Uncertainties of Modeling Gamma-Ray Pulsar Light Curves with Vacuum Dipole Magnetic Field

TL;DR

This paper examines the uncertainties in modeling gamma-ray pulsar light curves using vacuum dipole magnetic fields, highlighting the impact of relativistic aberration corrections and polar cap shape assumptions on model predictions.

Contribution

It identifies inconsistencies in previous models, corrects the aberration formula, and assesses the sensitivity of light curves to magnetic field and polar cap shape variations.

Findings

Corrected aberration formula reduces peak sharpness in TPC models.

Polar cap shape significantly affects the number of emission peaks in TPC models.

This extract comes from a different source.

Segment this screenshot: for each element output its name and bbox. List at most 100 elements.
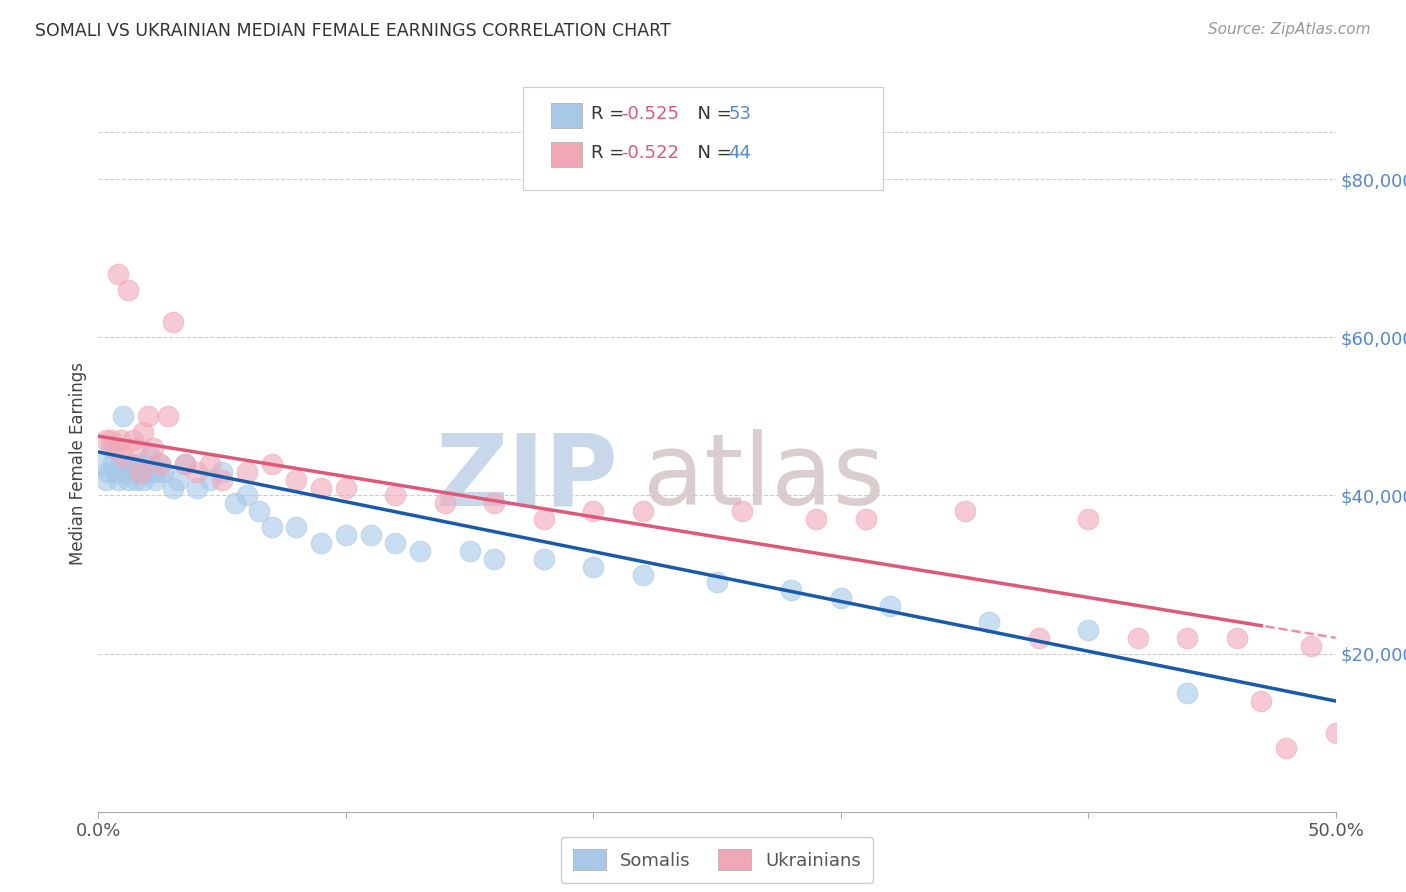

Vacuum field assumptions introduce large uncertainties, suggesting the need for force-free field models.

Abstract

Current models of pulsar gamma-ray emission use the magnetic field of a rotating dipole in vacuum as a first approximation to the shape of plasma-filled pulsar magnetosphere. In this paper we revisit the question of gamma-ray light-curve formation in pulsars in order to ascertain the robustness of the "two-pole caustic" (TPC) and "outer gap" (OG) models based on the vacuum magnetic field. We point out an inconsistency in the literature on the use of the relativistic aberration formula, where in several works the vacuum field was treated as known in the instantaneously corotating frame, rather than in the laboratory frame. With the corrected formula, we find that the peaks in the light curves predicted from the TPC model using the vacuum field are less sharp. The sharpness of the peaks in the OG model is less affected by this change, but the range of magnetic inclination angles and viewing geometries resulting in double-peaked light curves is reduced. In a realistic magnetosphere, the modification of field structure near the light cylinder due to plasma effects may change the shape of the polar cap and the location of the emission zones. We study the sensitivity of the light curves to different shapes of the polar cap for static and retarded vacuum dipole fields. In particular, we consider polar caps traced by the last open field lines and compare them to circular polar caps. We find that the TPC model is very sensitive to the shape of the polar cap, and a circular polar cap can lead to four peaks of emission. The OG model is less affected by polar cap shapes, but is subject to big uncertainties of applying the vacuum field near the light cylinder. We conclude that deviations from vacuum field can lead to large uncertainties in the pulse shapes, and a more realistic force-free field should be applied to the study of pulsar high energy emission.